Chapter 7, “Edifying the Church” (322–82), deals substantially with L and PPl in relation to prophecy, ecclesiology, labor and politics, “lollardy,” and theology. This is a revised version of an article in YLS 14 (2000), for which see “Annual Bibliography, 2000,” YLS 15 (2001): 256–57. The other discussion of note is at 479–83 in Chapter 9, “The Biblical,” where pre- Reformation biblical translations, adaptations, and appropriations are explored. The author reads PPl, the “most daring . . . of Pre-Arundelian works,” as a narrative account of “the education of the biblical reader,” Will (479). Analysis of various passages of scriptural citation, ascription, and translation leads to the conclusion that “for L . . . Scripture answers to human need” (483).

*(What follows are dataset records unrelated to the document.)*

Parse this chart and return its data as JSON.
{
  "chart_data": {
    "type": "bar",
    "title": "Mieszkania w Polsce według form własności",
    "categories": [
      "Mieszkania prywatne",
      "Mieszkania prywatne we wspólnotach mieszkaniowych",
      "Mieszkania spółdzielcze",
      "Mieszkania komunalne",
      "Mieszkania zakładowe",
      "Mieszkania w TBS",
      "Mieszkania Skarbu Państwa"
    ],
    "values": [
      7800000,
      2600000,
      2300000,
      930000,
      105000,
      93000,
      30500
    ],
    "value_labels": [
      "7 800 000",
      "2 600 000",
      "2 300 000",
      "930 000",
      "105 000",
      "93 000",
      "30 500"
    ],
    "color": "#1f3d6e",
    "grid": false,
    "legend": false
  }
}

Unlike the post-Reformation impulse of reading scripture “as ‘grounded’ in itself,” L’s “vernacular Scripture,” rather, foregrounds the importance of Will’s reading participating in a reformed, interpretative Church community (483).
Reviewed by John B. Gleason, Renaissance Quarterly 57.1 (2004): 361-62; Thomas Herron, Sixteenth Century Journal, 35.3 (2004): 915-16; Larry Scanlon, YLS 18 (2004): 176-83; Lesley Coote, Renaissance Forum, 7 (2004); Winthrop Wetherbee, Speculum, 80 (2005), 974–78; special issue of Journal of Medieval and Early Modern Studies, 35 (2005), ed. by David Aers and Sarah Beckwith.